Bonding Over in Illinois – New Law Allows for Lien Release with Surety Bond

On July 29, 2015, Illinois Governor Bruce Rauner signed into law Public Act 99-0178, which adds section 38.1 to the Illinois Mechanics Lien Act (the “Act”). 770 ILCS 60/38.1. The new law, which takes effect on January 1, 2016, permits interested parties to furnish a surety bond in exchange for the release of a mechanics lien; it provides for “bonding over” a mechanics lien and it sets forth a means and procedures for litigating over the bond which replaces the rights of a claimant under the mechanics lien act. All or almost all other states already had some procedure in place to bond over liens. Previously, in Illinois, title companies would sometimes agree to insure over mechanics lien claims. Also, some trial courts in Illinois would infrequently allow bonding over even though there was no specific law authoring it.

A broad group of people are eligible to file a petition to substitute a bond for a lien under Section 38.1; including all persons who have an interest in the property and all persons who may be liable for payment of the lien claim. A party who is authorized to file a petition to substitute a bond for the lien claim may do so at any time after: i) service of a subcontractor’s 90-day notice under Section 24; ii) recording of a lien claim; or iii) the filing of a suit to enforce a mechanics’ lien (but not more than five months after such a suit is filed).

The bond must meet certain requirements to be permitted to substitute for the lien claim. The surety must be licensed to issue surety bonds in Illinois and have a specified financial strength. The bond must be in an amount equal to 175% of the principal lien amount. The surety and principal on the bond must submit to the jurisdiction of the court and agree to pay a judgment if one is entered for the lien claimant.

Bonding over will be a useful tool to property owners and others faced with the need to clear a lien claim against property but who, for whatever reason, do not have the time, ability or desire to promptly resolve the underlying lien claim. There will be situations when it is the best available remedy. There will be many times, however, when bonding over is undesirable and litigation on the lien claim is preferable. For example, an owner might not want to pay the cost of the bond. Presumably, the surety company will require a payment or the posting of an asset equal to at least 175% of the lien amount, plus a premium for the bond to issue. Moreover, a party considering a bond might not want to lose the leverage that comes in lien litigation when the owner asserts there is no equity in the property. In addition, if an owner is attempting to prolong the litigation, the downside is that attorney’s fees must be paid to the prevailing party. A prevailing party is simply defined as either a lien claimant that recovers 75% or more of the lien claim or a bond principal, when the amount of the lien claim recovered is less than 25%. Previously, attorney’s fees were only rarely awarded under Section 17 of the Act when the court found that the owner or lien claimant acted without just cause or right.

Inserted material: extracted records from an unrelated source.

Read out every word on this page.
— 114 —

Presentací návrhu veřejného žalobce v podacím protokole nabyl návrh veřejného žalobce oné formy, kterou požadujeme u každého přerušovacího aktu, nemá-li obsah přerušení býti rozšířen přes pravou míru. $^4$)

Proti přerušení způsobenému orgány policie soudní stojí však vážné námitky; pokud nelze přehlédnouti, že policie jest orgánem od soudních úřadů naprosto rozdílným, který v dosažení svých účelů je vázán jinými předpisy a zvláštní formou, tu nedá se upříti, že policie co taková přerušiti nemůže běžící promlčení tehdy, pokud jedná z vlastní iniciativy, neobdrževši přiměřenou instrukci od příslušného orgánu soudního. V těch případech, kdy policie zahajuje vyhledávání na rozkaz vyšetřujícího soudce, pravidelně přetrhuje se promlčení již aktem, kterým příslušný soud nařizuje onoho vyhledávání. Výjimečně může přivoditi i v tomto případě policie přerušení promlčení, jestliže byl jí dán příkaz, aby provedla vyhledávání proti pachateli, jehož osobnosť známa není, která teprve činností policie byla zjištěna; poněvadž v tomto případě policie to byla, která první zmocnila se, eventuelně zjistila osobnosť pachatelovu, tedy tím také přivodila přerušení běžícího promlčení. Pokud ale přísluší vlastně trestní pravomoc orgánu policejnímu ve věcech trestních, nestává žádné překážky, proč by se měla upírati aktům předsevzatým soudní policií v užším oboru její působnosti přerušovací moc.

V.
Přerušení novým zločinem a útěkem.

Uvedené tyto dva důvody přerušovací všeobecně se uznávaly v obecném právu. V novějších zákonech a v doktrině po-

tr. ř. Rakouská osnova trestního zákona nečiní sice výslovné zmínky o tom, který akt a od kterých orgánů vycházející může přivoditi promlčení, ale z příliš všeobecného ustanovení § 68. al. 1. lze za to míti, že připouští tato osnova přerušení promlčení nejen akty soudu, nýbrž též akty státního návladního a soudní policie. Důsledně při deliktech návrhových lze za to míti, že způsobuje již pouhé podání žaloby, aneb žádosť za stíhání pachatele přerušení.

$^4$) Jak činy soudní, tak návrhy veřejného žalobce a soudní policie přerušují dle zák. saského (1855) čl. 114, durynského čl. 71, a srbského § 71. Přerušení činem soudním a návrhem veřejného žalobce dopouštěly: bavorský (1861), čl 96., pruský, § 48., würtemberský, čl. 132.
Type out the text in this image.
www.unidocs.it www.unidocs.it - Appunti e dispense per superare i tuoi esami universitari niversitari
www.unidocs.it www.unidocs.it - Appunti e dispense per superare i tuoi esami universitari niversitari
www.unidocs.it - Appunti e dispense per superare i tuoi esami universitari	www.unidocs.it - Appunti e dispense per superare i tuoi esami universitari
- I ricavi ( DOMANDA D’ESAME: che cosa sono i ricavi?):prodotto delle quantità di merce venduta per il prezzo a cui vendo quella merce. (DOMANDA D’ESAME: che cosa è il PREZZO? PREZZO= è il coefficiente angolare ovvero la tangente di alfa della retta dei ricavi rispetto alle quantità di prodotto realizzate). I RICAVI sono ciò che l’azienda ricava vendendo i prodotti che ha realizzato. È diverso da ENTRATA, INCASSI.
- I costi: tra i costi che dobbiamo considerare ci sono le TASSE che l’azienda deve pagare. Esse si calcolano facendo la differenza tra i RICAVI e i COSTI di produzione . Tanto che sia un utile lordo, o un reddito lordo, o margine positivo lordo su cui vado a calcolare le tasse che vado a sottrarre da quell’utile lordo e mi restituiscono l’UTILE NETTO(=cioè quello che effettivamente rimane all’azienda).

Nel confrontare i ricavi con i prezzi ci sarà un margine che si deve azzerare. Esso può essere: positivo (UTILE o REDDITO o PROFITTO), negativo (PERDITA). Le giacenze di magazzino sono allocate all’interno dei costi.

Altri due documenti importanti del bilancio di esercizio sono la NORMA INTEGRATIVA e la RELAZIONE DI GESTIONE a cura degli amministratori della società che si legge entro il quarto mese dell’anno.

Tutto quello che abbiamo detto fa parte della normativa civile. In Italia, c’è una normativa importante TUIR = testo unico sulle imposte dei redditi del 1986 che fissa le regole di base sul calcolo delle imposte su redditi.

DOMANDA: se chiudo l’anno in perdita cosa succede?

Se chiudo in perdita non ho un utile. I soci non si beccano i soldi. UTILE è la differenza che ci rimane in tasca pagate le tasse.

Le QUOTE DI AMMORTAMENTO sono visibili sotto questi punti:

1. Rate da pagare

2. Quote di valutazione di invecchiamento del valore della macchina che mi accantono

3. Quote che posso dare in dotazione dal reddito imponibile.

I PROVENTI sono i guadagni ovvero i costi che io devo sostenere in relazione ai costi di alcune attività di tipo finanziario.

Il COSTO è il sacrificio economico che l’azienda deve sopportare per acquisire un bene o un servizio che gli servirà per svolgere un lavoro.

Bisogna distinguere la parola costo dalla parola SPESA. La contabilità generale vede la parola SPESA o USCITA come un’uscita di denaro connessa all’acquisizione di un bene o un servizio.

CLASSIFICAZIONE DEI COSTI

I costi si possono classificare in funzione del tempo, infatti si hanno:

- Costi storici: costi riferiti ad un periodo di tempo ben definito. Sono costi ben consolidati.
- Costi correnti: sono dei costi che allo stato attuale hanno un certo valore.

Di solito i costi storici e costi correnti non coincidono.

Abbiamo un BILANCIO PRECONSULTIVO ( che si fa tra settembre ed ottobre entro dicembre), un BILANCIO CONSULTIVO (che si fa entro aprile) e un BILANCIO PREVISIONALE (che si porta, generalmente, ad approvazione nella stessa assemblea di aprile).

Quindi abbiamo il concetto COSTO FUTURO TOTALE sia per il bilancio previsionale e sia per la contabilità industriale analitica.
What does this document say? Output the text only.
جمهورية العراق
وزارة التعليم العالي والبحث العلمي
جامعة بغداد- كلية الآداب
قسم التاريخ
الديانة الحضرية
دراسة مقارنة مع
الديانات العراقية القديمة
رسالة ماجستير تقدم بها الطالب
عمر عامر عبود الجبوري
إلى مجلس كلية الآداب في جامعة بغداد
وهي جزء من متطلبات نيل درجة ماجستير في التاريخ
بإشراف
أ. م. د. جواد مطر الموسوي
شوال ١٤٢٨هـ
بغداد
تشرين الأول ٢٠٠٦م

In addition, subsection (i) provides that “the principal and surety … shall be jointly and severally liable to the lien claimant for the amount that the lien claimant would have been entitled to recover under this Act if no surety bond had been furnished, subject to the limitation of liability of the surety to the face amount of the bond.” Therefore, a party who becomes a bond principal may become personally liable when such liability would not have been imposed under the Act without a bond. Finally, an action on a bond does not exclude other claims, such as breach of contract and quantum meruit.

Thus, the new law provides benefits to lien claimants and bond principals, but it also exacts a price against both. Many lien claimants would still rather have a lien claim, despite the additional cost to litigate and the additional avenue of recovery under a bond, simply because they believe there is more leverage in a lien – a cloud on title cannot easily be ignored. For an owner or other party who simply must remove a lien claim as a cloud against title, the new law is a benefit, but they must be wary of the additional costs and the potential for having additional liability, including attorney’s fees.